3.2.3 Stoichiometry of Microbial Cells in Relation to Soil Organic Matter
The stoichiometric ratios of carbon, nitrogen, and phosphorus typically are expressed as C:N:P in plant litter, and soil organic matter in relation to that of microbial biomass are major determinants of C and nutrient cycling (Zechmeister-Boltenstern et al. 2015). While marine microbial primary producers have a relatively narrow range of atomic C:N:P ratios around 106:16:1, known as the Redfield ratio (Redfield 1958), land plants vary more in their nutrient concentrations due to structural materials like lignin and cellulose and variations in nutrient concentrations between lifeforms such as trees vs. herbs, deciduous vs. evergreen, etc. Microbes generally have higher N and P concentrations (lower C:N and C:P ratios) than do macroscopic organisms, and since microbes are the primary decomposers in soils, stoichiometric ratios in soil organic matter are driven toward that of the microbes over time. This occurs because N and P tend to be retained in microbial biomass but C is respired away as CO2. When the C:N and C:P of decomposing litter drop below a threshold value, which depends on microbial CUE, N and P from the litter are in excess of microbial demand and are mineralized and released back into the soil. While the range of element ratios is limited by the nature of cellular life on Earth, there is also considerable variation in C:N:P among microbial groups, particularly between bacteria and fungi. Microbes are also capable of storing C (e.g., as neutral lipids, glycogen, and starch) and also P (typically stored as polyphosphate) when these nutrients are in excess of immediate needs. Therefore different plant litter types lead to variations in stoichiometry of soil organic matter and microbial biomass, especially in terms of P concentrations (Cleveland and Liptzin 2007; Fanin et al. 2013; Hartman and Richardson 2013; Xu et al. 2013). While these variations in microbial element ratios are presumably driven by plants, there is the possibility that changes in microbial community structure could reinforce and accelerate changes in the plant community through their stoichiometry, as discussed in the Plant-Microbe Interactions section below.
There is a strong but complex relationship among stoichiometric ratios, ecological strategies, and CUE in microbes. Faster-growing microbes tend toward higher N and P concentrations and lower CUE (Keiblinger et al. 2010; Zechmeister-Boltenstern et al. 2015; Sinsabaugh et al. 2016). Faster growth rates require more enzymes, ribosomes, and RNA synthesis, increasing the demand for N and P (Gillooly et al. 2005; Hartman and Richardson 2013).

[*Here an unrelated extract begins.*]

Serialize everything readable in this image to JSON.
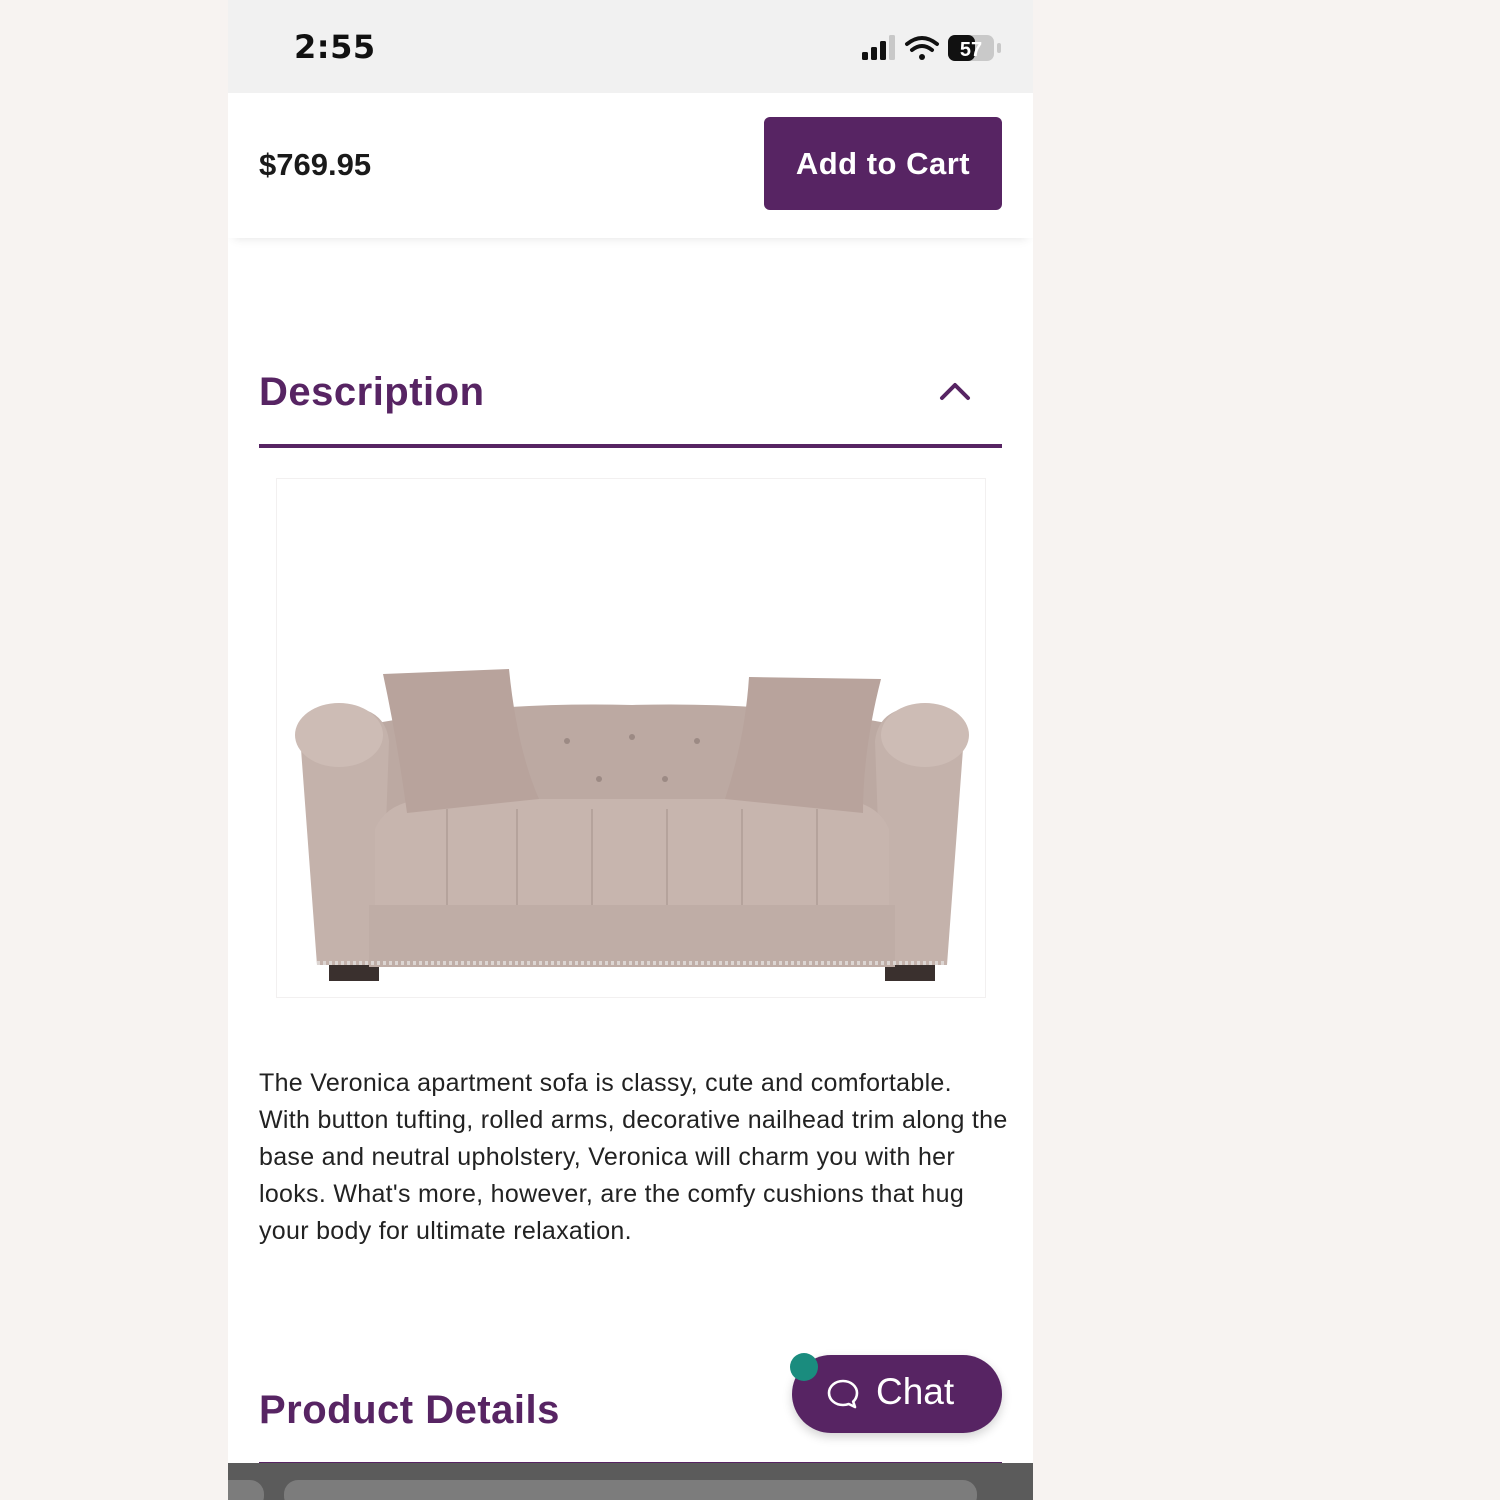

Therefore, CUE might decrease with increasing P availability, as C:P ratios decline (Sinsabaugh et al. 2016). On the other hand, under conditions of nutrient limitation (which would occur with high C:N and C:P ratios of soil organic matter), microbial respiration can become decoupled from growth, leading to low CUE (Schimel and Weintraub 2003; Manzoni et al. 2012). In marine and aquatic ecosystems, P limitation commonly reduces bacterial growth efficiency (Del Giorgio and Cole 1998). Soil microbial growth is generally considered to be limited by labile C, even in relatively nutrient-poor soils (Heuck et al. 2015). However, P can limit microbial biomass in some tropical soils (Cleveland et al. 2002), and nutrient additions can stimulate microbial nutrient uptake and activity without necessarily causing an immediate increase in biomass (Jonasson et al. 1996; Schimel and Weintraub 2003; Allen and Schlesinger 2004; Sistla et al. 2012). The effects of high C:N and C:P ratios of plant litter can sometimes have negative effects on CUE (Spohn and Chodak 2015). It has also been shown that social interactions within microbial communities, such as when a subset of microbes “cheat” by not contributing to extracellular enzyme production, lead to different outcomes than those predicted by stoichiometric theory (Kaiser et al. 2014). In summary, ecological stoichiometry is a promising approach for scaling from microbes to ecosystems, but the relationships are complex due to potentially opposing forces of nutrient limitation and ecological strategies.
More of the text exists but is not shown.